Some of the assumptions of the algorithm can be facilitated using a more reliable communication protocol such as TCP/IP. The algorithm can be adapted so that there could be multiple snapshots occurring simultaneously.
Working
The snapshot algorithm works like this:
- The observer process (the process taking a snapshot):
- Saves its own local state
- Sends a snapshot request message bearing a snapshot token to all other processes
- A process receiving the snapshot token for the first time on any message:
- Sends the observer process its own saved state
- Attaches the snapshot token to all subsequent messages (to help propagate the snapshot token)

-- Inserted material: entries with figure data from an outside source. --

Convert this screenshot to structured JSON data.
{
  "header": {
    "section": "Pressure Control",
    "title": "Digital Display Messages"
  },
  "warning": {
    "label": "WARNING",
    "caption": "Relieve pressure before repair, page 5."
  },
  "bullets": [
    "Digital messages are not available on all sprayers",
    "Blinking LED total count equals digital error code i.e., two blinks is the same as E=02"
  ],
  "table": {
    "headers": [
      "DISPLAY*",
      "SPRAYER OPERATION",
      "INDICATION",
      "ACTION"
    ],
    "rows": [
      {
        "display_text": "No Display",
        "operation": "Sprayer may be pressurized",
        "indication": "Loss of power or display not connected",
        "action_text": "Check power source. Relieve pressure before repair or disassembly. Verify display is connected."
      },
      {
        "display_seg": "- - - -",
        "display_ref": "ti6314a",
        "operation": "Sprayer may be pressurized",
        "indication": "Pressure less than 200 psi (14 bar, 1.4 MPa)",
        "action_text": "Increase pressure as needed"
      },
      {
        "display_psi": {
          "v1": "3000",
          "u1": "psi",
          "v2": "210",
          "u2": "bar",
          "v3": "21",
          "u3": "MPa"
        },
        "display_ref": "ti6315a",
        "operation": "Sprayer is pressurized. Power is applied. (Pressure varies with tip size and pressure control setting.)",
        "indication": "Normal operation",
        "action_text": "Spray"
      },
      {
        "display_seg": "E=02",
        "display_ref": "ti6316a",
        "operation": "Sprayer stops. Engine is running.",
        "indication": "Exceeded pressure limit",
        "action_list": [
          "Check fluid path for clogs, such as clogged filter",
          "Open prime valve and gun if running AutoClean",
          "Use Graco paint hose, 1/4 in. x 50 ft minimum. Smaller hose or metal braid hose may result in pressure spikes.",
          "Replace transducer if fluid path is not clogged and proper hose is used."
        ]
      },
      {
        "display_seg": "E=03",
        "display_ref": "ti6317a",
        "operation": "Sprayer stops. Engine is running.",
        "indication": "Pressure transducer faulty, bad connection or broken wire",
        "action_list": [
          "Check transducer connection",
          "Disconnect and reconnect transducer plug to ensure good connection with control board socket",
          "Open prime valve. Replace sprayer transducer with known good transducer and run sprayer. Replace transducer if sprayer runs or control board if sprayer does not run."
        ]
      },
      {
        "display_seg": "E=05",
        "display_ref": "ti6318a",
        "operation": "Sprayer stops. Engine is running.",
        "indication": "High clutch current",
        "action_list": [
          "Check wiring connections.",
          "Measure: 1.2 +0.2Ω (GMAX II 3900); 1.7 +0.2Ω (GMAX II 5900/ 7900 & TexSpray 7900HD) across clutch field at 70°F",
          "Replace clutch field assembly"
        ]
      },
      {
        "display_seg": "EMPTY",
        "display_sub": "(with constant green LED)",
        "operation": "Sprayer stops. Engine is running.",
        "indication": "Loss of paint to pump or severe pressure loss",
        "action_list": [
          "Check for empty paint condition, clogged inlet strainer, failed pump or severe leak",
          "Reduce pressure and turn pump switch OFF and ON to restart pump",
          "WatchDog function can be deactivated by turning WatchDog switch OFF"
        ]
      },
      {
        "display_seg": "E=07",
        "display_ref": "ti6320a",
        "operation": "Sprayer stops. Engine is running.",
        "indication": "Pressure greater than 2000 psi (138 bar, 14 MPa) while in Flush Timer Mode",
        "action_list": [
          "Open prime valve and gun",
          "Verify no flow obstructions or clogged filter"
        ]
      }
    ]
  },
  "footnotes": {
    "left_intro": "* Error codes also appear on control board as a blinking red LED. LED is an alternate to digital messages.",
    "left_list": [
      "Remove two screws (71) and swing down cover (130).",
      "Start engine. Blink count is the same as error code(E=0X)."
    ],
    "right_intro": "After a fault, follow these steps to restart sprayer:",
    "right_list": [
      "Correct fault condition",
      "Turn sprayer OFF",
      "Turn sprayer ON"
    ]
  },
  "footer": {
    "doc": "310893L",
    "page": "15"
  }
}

- Should a process that has already received the snapshot token receive a message that does not bear the snapshot token, this process will forward that message to the observer process. This message was obviously sent before the snapshot “cut off” (as it does not bear a snapshot token and thus must have come from before the snapshot token was sent out) and needs to be included in the snapshot.
From this, the observer builds up a complete snapshot: a saved state for each process and all messages “in the ether” are saved.